WASHINGTON, Sept 20, 2012 (AFP)
WASHINGTON, Sept 20, 2012 (AFP)
US Secretary of State Hillary Clinton Thursday announced she was setting up an official review of security at a US mission in Libya following a militant attack which killed four Americans.
“I will advise Congress… I am launching an accountability review board that will be chaired by ambassador Thomas Pickering,” Clinton told reporters, ahead of a classified briefing to lawmakers about the attack.
Clinton was heading up to the US Capitol to address first the House of Representatives and then the Senate about the September 11 attack in which heavily-armed militants laid siege to the US consulate in Benghazi as protests raged over an anti-Islamic film.
US ambassador to Libya Chris Stevens was killed in the four-hour attack, along with three other Americans on a diplomatic mission to Benghazi.
Clinton said her briefing to lawmakers would cover the US “security posture, before and during the events and the steps we have taken since to do everything we can with host governments to protect our people and consulates.”
Pickering, who will head up the review board, is a retired diplomat who served in the foreign service for four decades, notably as ambassador to the United Nations from 1989 to 1992, as well as envoy to Israel and Jordan.
Clinton will be accompanied at her closed-door briefings by the Director of National Intelligence James Clapper, Deputy Defense Secretary Ash Carter, and Sandy Winnefeld, vice chairman of the Joint Chiefs of Staff, along by experts from the FBI and State Department.
However, the top US diplomat rejected outright rumors that Stevens had said in the weeks before his death that he was on an Al-Qaeda hit list.

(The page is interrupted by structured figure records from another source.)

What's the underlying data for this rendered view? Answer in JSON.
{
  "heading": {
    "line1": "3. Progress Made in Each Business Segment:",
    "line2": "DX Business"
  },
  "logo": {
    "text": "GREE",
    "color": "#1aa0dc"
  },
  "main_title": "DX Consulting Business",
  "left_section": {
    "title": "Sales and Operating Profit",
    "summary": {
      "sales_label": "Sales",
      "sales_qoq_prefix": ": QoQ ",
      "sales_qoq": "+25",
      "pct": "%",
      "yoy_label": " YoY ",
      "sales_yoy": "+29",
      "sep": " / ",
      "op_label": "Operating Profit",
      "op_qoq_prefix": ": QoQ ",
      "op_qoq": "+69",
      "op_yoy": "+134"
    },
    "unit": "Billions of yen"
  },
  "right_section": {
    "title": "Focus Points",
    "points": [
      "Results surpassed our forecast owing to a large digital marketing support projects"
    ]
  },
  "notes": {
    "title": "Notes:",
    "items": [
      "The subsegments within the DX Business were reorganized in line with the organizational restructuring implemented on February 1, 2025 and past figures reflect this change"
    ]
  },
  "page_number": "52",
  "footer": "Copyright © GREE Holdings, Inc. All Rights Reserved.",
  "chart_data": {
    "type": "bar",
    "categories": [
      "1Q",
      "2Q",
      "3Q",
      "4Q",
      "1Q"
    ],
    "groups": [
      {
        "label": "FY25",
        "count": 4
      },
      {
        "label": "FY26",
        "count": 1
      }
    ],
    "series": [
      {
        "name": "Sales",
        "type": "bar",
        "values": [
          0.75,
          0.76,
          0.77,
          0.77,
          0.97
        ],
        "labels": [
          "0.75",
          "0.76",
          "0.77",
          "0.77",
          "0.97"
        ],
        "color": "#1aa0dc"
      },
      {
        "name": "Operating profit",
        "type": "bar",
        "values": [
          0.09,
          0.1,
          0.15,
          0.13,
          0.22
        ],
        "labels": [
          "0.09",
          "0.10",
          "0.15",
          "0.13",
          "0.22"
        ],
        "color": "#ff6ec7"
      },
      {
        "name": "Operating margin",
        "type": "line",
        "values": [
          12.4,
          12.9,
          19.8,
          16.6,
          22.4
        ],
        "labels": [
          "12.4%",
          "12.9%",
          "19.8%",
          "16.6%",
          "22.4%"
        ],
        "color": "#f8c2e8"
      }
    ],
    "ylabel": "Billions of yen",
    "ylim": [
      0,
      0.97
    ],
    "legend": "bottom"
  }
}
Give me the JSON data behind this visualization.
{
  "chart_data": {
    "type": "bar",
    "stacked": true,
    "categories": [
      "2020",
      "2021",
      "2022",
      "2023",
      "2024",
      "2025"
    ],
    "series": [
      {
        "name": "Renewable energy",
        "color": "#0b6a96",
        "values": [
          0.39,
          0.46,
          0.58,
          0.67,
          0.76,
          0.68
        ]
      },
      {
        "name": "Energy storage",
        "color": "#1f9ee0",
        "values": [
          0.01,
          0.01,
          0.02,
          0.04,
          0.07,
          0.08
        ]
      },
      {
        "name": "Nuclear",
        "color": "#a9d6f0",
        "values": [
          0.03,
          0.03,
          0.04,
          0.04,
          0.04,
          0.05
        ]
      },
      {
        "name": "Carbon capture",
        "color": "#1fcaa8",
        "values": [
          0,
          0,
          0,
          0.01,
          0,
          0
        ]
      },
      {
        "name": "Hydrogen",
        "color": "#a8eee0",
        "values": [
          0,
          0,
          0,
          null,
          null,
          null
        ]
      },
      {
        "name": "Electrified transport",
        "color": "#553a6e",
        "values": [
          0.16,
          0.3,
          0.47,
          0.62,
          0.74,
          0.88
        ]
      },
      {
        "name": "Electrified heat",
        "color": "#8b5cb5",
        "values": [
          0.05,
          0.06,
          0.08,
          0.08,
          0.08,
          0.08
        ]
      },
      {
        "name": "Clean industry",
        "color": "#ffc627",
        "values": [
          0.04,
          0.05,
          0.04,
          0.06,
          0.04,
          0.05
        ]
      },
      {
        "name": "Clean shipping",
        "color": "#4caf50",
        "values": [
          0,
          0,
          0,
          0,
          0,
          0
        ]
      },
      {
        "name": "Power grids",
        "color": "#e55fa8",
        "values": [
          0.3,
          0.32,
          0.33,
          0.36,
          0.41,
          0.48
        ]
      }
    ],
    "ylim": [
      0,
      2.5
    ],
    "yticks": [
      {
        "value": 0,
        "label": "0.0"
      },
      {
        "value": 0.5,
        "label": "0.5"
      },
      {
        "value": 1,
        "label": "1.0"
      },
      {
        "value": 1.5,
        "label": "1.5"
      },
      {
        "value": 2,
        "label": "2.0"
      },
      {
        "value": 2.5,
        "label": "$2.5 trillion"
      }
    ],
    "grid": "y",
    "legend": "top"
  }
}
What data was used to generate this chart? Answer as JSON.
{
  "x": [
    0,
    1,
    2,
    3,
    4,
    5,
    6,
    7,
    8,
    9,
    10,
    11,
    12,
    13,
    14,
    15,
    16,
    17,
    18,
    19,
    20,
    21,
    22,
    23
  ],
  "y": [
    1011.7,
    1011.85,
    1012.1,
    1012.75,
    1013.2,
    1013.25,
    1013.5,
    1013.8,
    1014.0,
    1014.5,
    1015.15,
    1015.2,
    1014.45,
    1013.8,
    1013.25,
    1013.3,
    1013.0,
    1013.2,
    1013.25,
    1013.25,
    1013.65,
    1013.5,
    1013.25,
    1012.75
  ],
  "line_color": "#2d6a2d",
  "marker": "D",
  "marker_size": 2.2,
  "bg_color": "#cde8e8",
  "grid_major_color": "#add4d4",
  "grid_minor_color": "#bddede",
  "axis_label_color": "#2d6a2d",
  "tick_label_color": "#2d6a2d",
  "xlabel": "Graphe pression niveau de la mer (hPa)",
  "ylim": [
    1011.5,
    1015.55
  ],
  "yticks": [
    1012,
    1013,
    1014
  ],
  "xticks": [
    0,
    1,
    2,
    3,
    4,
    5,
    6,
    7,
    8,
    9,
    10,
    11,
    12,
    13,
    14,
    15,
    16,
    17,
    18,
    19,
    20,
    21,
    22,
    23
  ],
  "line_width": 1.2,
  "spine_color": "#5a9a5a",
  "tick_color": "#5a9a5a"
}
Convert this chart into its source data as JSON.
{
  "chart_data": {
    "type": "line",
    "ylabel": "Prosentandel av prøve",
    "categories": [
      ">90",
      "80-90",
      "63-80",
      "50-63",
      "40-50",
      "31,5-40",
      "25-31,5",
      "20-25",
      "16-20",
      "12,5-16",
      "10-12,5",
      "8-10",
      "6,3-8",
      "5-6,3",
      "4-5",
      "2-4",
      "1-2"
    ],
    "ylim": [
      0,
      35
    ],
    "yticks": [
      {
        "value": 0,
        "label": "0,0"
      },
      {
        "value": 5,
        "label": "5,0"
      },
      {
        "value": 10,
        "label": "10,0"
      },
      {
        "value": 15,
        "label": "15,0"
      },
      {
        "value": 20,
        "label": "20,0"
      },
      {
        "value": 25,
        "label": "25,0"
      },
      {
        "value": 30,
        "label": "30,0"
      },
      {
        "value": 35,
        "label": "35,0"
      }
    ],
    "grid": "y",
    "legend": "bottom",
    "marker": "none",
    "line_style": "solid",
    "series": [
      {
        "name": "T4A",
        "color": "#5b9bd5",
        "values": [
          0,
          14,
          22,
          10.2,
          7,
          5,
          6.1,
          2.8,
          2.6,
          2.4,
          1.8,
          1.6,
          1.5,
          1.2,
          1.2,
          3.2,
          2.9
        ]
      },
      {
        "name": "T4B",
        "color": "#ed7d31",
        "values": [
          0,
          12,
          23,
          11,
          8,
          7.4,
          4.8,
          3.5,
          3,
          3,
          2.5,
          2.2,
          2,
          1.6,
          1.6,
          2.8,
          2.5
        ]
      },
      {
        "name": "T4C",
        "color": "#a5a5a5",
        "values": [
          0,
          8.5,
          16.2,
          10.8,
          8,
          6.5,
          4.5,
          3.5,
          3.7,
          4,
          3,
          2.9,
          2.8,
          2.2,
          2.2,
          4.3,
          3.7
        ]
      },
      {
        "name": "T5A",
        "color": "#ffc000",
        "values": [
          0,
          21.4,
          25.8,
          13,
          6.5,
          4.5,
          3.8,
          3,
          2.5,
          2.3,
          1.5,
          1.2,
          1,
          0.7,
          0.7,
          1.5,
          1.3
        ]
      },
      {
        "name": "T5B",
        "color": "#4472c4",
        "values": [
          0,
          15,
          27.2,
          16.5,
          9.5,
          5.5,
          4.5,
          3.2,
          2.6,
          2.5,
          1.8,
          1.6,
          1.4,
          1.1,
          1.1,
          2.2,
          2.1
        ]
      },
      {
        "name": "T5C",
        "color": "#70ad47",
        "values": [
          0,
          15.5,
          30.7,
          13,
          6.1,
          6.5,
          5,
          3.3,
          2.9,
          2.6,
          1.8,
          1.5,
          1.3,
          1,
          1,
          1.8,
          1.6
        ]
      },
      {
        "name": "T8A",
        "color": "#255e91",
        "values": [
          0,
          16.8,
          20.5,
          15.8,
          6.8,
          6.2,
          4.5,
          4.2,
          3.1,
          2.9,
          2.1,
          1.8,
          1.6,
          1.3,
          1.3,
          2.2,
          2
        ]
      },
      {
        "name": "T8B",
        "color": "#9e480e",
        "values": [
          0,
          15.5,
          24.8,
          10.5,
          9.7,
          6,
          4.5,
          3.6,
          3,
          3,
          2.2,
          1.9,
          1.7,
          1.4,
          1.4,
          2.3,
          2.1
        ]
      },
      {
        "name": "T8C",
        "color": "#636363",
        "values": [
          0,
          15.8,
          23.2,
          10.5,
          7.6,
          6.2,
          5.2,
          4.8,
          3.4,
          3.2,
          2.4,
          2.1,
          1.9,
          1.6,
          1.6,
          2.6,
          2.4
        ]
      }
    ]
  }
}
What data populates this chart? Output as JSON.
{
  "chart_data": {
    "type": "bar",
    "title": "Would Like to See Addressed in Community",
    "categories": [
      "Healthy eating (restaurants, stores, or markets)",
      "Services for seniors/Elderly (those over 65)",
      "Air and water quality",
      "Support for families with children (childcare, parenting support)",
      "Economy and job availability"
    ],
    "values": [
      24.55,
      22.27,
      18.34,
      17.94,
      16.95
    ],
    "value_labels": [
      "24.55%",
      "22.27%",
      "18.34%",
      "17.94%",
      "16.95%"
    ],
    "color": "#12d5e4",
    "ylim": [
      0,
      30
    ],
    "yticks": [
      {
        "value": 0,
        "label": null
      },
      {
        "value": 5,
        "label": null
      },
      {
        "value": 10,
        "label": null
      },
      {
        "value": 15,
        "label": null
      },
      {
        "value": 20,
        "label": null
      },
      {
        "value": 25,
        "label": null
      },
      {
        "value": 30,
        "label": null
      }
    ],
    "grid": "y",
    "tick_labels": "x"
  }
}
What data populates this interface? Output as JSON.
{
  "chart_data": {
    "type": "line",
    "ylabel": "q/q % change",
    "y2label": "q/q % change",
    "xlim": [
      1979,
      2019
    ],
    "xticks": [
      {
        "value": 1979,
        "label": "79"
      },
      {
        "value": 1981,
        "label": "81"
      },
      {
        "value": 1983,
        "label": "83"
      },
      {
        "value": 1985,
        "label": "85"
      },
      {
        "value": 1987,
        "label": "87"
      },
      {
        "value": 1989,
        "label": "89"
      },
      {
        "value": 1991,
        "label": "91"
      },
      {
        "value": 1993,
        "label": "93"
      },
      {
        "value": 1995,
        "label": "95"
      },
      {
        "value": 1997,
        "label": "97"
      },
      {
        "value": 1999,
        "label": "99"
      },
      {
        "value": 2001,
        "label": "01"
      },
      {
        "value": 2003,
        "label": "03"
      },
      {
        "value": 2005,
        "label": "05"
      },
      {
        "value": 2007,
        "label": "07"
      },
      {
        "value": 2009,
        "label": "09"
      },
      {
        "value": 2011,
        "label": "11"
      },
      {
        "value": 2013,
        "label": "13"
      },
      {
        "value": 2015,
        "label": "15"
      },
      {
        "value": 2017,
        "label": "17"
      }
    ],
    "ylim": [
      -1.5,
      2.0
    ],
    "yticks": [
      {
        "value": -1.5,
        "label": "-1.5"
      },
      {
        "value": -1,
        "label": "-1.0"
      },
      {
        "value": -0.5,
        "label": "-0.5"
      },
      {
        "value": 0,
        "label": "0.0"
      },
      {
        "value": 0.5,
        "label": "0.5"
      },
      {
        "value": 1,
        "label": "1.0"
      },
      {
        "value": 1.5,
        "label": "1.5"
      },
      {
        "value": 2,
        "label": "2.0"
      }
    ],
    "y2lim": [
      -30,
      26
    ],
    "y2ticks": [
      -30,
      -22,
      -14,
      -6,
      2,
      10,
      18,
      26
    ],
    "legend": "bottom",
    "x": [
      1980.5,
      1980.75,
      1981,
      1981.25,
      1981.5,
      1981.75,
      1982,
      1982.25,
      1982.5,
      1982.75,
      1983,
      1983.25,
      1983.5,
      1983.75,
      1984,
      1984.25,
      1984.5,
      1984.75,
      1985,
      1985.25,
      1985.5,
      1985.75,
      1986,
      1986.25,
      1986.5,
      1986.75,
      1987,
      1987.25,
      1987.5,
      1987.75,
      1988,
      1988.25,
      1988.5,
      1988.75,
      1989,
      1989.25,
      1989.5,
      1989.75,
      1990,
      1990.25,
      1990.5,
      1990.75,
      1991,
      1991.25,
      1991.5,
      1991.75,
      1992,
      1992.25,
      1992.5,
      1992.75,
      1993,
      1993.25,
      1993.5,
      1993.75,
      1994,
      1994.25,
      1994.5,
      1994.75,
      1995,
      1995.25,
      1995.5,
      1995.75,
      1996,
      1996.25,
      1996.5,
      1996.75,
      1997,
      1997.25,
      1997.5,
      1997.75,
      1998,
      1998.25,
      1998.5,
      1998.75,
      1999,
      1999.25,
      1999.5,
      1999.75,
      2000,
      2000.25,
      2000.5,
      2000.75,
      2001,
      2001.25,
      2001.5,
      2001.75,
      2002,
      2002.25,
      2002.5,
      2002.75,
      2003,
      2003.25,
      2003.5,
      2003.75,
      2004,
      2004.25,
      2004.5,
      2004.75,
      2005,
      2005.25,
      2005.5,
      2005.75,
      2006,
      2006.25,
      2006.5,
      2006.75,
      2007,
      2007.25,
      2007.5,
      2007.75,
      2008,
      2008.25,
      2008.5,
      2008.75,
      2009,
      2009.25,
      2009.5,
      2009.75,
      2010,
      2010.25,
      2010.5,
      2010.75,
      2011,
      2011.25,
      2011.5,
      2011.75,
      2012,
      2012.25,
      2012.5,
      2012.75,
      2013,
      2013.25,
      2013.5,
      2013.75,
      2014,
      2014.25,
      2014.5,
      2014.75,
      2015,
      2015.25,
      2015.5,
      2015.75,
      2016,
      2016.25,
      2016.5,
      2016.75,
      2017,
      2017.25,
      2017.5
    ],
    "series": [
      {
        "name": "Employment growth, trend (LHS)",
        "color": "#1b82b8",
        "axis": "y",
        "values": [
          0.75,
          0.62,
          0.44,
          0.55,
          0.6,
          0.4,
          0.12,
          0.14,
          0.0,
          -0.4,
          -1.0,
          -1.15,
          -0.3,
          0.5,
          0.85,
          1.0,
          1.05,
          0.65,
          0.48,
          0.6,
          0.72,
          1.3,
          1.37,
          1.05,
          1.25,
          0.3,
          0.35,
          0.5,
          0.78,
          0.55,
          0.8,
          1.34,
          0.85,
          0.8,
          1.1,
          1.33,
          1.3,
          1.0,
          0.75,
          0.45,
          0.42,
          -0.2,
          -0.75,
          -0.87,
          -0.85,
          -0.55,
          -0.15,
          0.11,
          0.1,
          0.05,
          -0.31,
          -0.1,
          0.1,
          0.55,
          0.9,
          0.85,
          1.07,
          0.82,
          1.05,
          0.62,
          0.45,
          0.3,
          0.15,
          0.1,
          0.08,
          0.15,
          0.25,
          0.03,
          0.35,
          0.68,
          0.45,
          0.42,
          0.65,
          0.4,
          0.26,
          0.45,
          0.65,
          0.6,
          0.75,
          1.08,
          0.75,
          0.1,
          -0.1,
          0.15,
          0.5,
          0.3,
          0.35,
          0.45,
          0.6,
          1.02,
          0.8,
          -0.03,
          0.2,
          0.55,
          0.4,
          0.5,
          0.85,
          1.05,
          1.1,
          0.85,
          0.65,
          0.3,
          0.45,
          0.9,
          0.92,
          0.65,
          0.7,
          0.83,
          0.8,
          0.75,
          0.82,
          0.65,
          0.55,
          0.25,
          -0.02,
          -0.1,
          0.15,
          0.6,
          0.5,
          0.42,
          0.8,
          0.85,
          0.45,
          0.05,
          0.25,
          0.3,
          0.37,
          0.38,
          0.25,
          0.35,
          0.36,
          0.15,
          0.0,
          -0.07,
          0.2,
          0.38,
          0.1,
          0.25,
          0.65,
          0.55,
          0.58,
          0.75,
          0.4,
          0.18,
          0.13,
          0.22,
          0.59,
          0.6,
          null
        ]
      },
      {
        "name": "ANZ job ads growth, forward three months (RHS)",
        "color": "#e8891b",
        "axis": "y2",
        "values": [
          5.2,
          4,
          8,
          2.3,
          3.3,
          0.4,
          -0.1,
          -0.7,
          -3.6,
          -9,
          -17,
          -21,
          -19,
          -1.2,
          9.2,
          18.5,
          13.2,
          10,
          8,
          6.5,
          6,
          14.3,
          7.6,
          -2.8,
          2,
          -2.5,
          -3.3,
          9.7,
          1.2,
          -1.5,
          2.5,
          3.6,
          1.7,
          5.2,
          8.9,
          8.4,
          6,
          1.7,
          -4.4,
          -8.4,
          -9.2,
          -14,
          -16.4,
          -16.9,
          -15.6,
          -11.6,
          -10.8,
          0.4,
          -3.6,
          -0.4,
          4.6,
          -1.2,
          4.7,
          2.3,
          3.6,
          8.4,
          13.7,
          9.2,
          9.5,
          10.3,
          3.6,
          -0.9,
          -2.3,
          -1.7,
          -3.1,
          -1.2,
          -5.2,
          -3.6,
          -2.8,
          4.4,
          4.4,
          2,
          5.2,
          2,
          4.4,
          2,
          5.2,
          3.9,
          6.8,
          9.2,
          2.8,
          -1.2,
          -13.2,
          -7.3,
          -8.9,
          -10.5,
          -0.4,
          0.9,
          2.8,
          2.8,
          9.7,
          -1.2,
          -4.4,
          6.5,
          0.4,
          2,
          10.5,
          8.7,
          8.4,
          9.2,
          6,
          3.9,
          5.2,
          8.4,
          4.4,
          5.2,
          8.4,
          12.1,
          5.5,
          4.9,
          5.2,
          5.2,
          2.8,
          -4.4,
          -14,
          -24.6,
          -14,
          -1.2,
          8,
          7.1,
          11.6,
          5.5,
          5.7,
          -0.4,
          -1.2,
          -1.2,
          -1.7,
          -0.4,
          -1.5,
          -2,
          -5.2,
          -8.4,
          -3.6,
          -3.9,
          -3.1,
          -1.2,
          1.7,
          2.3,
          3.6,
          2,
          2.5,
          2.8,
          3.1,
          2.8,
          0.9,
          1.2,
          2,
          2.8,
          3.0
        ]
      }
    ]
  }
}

“I have absolutely no information or reason to believe there’s any basis for that,” she said.
“I will also talk about the importance of the broader relationships with these countries in the light of the events of the past days,” Clinton said.
“There are obviously very real challenges in these new democracies, these fragile societies.
“We are concerned first and foremost with our own people and facilities, but we are concerned about the internal security in these countries. Because ultimately that puts at risk the men, women and children of these societies on a daily, ongoing basis if actions are not taken to try to restore security and civil order.”